My dad joined the Royal Navy in 1937 when he was eighteen, and left in 1958 because they offered him a desk job but you can’t sail a desk. His life at sea was mysterious to me; perhaps that was because he left the navy when I was little but to my brother, who is seven years older than I am, and my mother, the Royal Navy loomed as huge as that white wave that envelops the crew at the end of Edgar Allan Poe’s The Narrative of Arthur Gordon Pym of Nantucket, a book that I went back to and back to as a teenager, like I did to Herman Melville’s Moby-Dick and Malcolm Lowry’s Ultramarine, to try to work out what the sea was and what it meant to my gentle dad who loved to fish and dig his garden and wear a tie.

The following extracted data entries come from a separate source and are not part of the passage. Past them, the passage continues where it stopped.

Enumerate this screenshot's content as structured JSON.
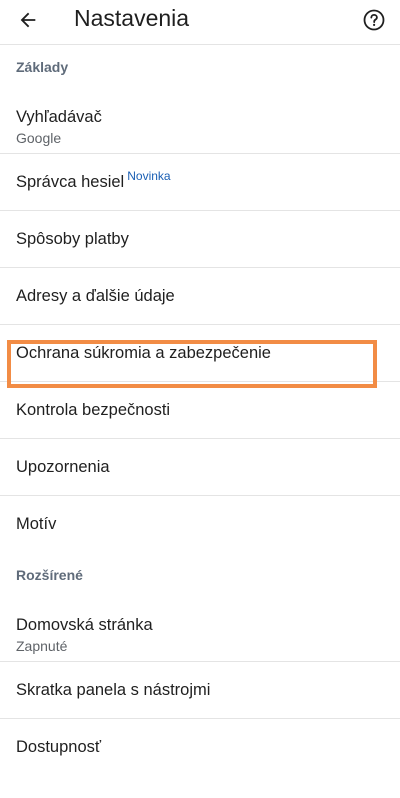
{
  "appbar": {
    "title": "Nastavenia",
    "back_icon": "arrow-left-icon",
    "help_icon": "help-circle-icon"
  },
  "sections": {
    "basics": "Základy",
    "advanced": "Rozšírené"
  },
  "items": {
    "search_engine": {
      "label": "Vyhľadávač",
      "sub": "Google"
    },
    "password_manager": {
      "label": "Správca hesiel",
      "badge": "Novinka"
    },
    "payment_methods": {
      "label": "Spôsoby platby"
    },
    "addresses": {
      "label": "Adresy a ďalšie údaje"
    },
    "privacy_security": {
      "label": "Ochrana súkromia a zabezpečenie"
    },
    "safety_check": {
      "label": "Kontrola bezpečnosti"
    },
    "notifications": {
      "label": "Upozornenia"
    },
    "theme": {
      "label": "Motív"
    },
    "homepage": {
      "label": "Domovská stránka",
      "sub": "Zapnuté"
    },
    "toolbar_shortcut": {
      "label": "Skratka panela s nástrojmi"
    },
    "accessibility": {
      "label": "Dostupnosť"
    }
  },
  "colors": {
    "highlight": "#f28c45",
    "badge": "#1a5fb4",
    "section_header": "#5f6b7a"
  }
}
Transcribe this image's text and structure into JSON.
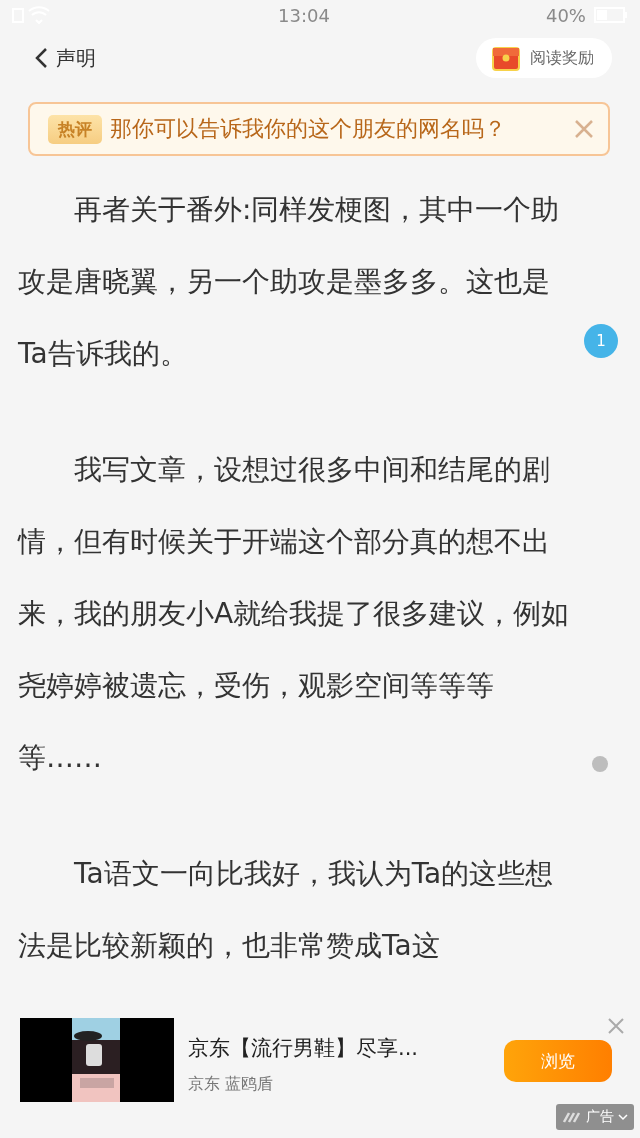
{
  "status_bar": {
    "time": "13:04",
    "battery": "40%"
  },
  "header": {
    "back_label": "声明",
    "reward_button": "阅读奖励"
  },
  "hot_comment": {
    "tag": "热评",
    "text": "那你可以告诉我你的这个朋友的网名吗？"
  },
  "paragraphs": [
    "再者关于番外:同样发梗图，其中一个助攻是唐晓翼，另一个助攻是墨多多。这也是Ta告诉我的。",
    "我写文章，设想过很多中间和结尾的剧情，但有时候关于开端这个部分真的想不出来，我的朋友小A就给我提了很多建议，例如尧婷婷被遗忘，受伤，观影空间等等等等……",
    "Ta语文一向比我好，我认为Ta的这些想法是比较新颖的，也非常赞成Ta这"
  ],
  "comment_badge": "1",
  "ad": {
    "title": "京东【流行男鞋】尽享...",
    "source": "京东 蓝鸥盾",
    "button": "浏览",
    "label": "广告"
  }
}
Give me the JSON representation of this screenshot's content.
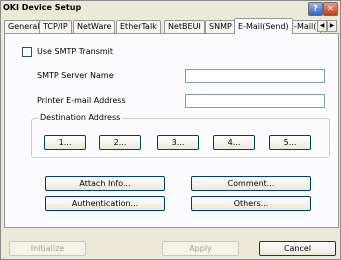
{
  "window": {
    "title": "OKI Device Setup",
    "help_label": "?",
    "close_label": "✕"
  },
  "tabs": [
    {
      "label": "General"
    },
    {
      "label": "TCP/IP"
    },
    {
      "label": "NetWare"
    },
    {
      "label": "EtherTalk"
    },
    {
      "label": "NetBEUI"
    },
    {
      "label": "SNMP"
    },
    {
      "label": "E-Mail(Send)"
    },
    {
      "label": "E-Mail(I"
    }
  ],
  "tab_scroll": {
    "left": "◀",
    "right": "▶"
  },
  "email": {
    "use_smtp_label": "Use SMTP Transmit",
    "smtp_server_label": "SMTP Server Name",
    "smtp_server_value": "",
    "printer_email_label": "Printer E-mail Address",
    "printer_email_value": "",
    "destination_title": "Destination Address",
    "destination_buttons": [
      "1...",
      "2...",
      "3...",
      "4...",
      "5..."
    ],
    "attach_info": "Attach Info...",
    "comment": "Comment...",
    "authentication": "Authentication...",
    "others": "Others..."
  },
  "footer": {
    "initialize": "Initialize",
    "apply": "Apply",
    "cancel": "Cancel"
  }
}
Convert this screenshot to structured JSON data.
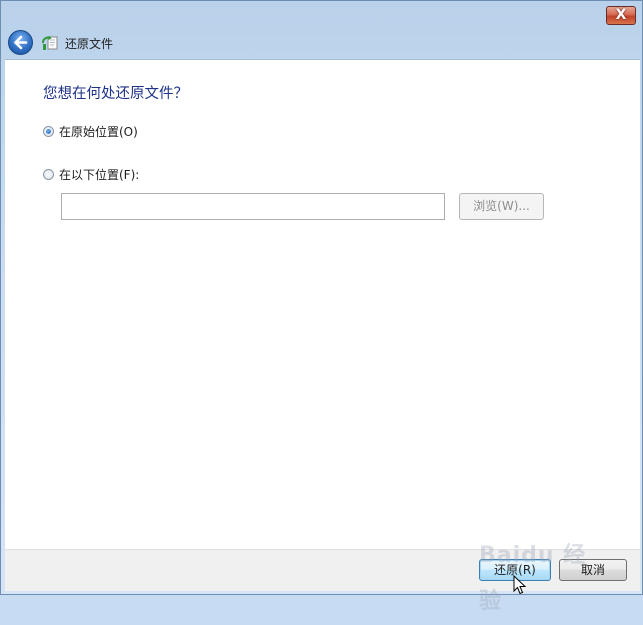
{
  "window": {
    "close_label": "X"
  },
  "nav": {
    "title": "还原文件",
    "back_icon": "back-arrow-icon",
    "app_icon": "restore-file-icon"
  },
  "main": {
    "heading": "您想在何处还原文件？",
    "options": [
      {
        "label": "在原始位置(O)",
        "checked": true
      },
      {
        "label": "在以下位置(F):",
        "checked": false
      }
    ],
    "path_input": {
      "value": "",
      "placeholder": ""
    },
    "browse_label": "浏览(W)..."
  },
  "footer": {
    "restore_label": "还原(R)",
    "cancel_label": "取消"
  },
  "watermark": {
    "text": "Baidu 经验"
  },
  "colors": {
    "heading": "#1e3287",
    "accent": "#3c7fb1",
    "close": "#c0412a"
  }
}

He liked fishing in trout streams and ponds and he enjoyed tying fishing flies and he liked picking blackberries but most of all he liked being near the sea, and because Barnsley is about as far away from the sea as you can get he liked going away to the seaside for his holidays. He also liked watching films and TV programmes about the sea but if there was something that wasn’t factually accurate or that he thought portrayed the navy in a bad light he would shake his head and turn the TV off and start reading his Trout & Salmon magazine, the one he subscribed to and which would plop through the letterbox each month like a fish landing.
Once, the day before we went on a seaside holiday, the whole family sat and watched Alfred Hitchcock’s Lifeboat, one of his odder films, which is entirely set on the eponymous vessel. My dad had seen the film before and was really enjoying it, sometimes telling us what he thought was about to happen next and sometimes getting it right but not too often. My theory now, many decades on, is that he was just enjoying the motion of the boat on the waves and that he might have enjoyed an artist’s video of waves in a darkened room in a gallery just as much, although he would never have visited a gallery to look at an artist’s video.
As we watched there was a knock at the door. It wasn’t late, but it was late for us, and me and my brother had our pyjamas on. My mother and dad looked at each other, unsure as to what to do. Hard to believe now but in those far-off days not many people had telephones and bad news was often preceded by a knock at the door that, when opened, would reveal a copper with his hat off.
This had happened when my dad’s dad, known as Pappy, died. The knock came quite early in the morning and the copper was silhouetted in the sunlight that came through the glass in the front door. I recall the start of his words ‘Regret to inform you that your father George McMillan…’ and the rest of the sentence, in my memory, dissolved into weeping.
The door was knocked on again. The lifeboat continued to bob. My dad opened the door; I stood behind him and saw a man that the next day on the car journey to the coast my dad would describe as ‘a gentleman of the road’ standing there with a thin dog that looked like it had been dribbled on to the evening. The man said something that I couldn’t catch and my dad nodded and went and got a bowl of water for the dog, which lapped greedily at it. My mam went into the kitchen and came back with some cake wrapped in foil that she gave to the man, who thanked her in a high, scratchy voice, then folded himself and the dog into the late summer evening. ‘Who was that?’ I asked, thinking that it might be somebody my parents knew from church. ‘Just an old sailor down on his luck,’ my dad said, closing the door. ‘How did you know?’ I asked, or my memory says that I asked. ‘I could tell by the way he stood and by the way he spoke,’ my dad said, ‘and then when he walked away I really knew.’
It’s true that, because he’d been at sea for so long, my dad still walked around the house as though he was on deck and for many years after he packed his uniform away in the wardrobe he still stood to attention after he’d finished his breakfast or his dinner.
On a beach, any beach, my dad could sometimes seem a bit distracted, a little abstracted from the noise and ice creams going on around him. He would stand like a statue gazing at the horizon that he had spent so much of his working life scanning. The big battle he was involved in during the Second World War was the one that sunk the German battleship Bismarck, and occasionally he could be persuaded to tell the story, of how they followed and destroyed it, although he told it reluctantly. Somehow the story still floated around untold, especially when we were on holiday and the tide was coming in. I think now that when we were at the seaside and the waves stretched as far back as the 1940s he would be looking at the past that knocked on the door like an old sailor down on his luck. And he would stand there until my mam told him it was time we were going.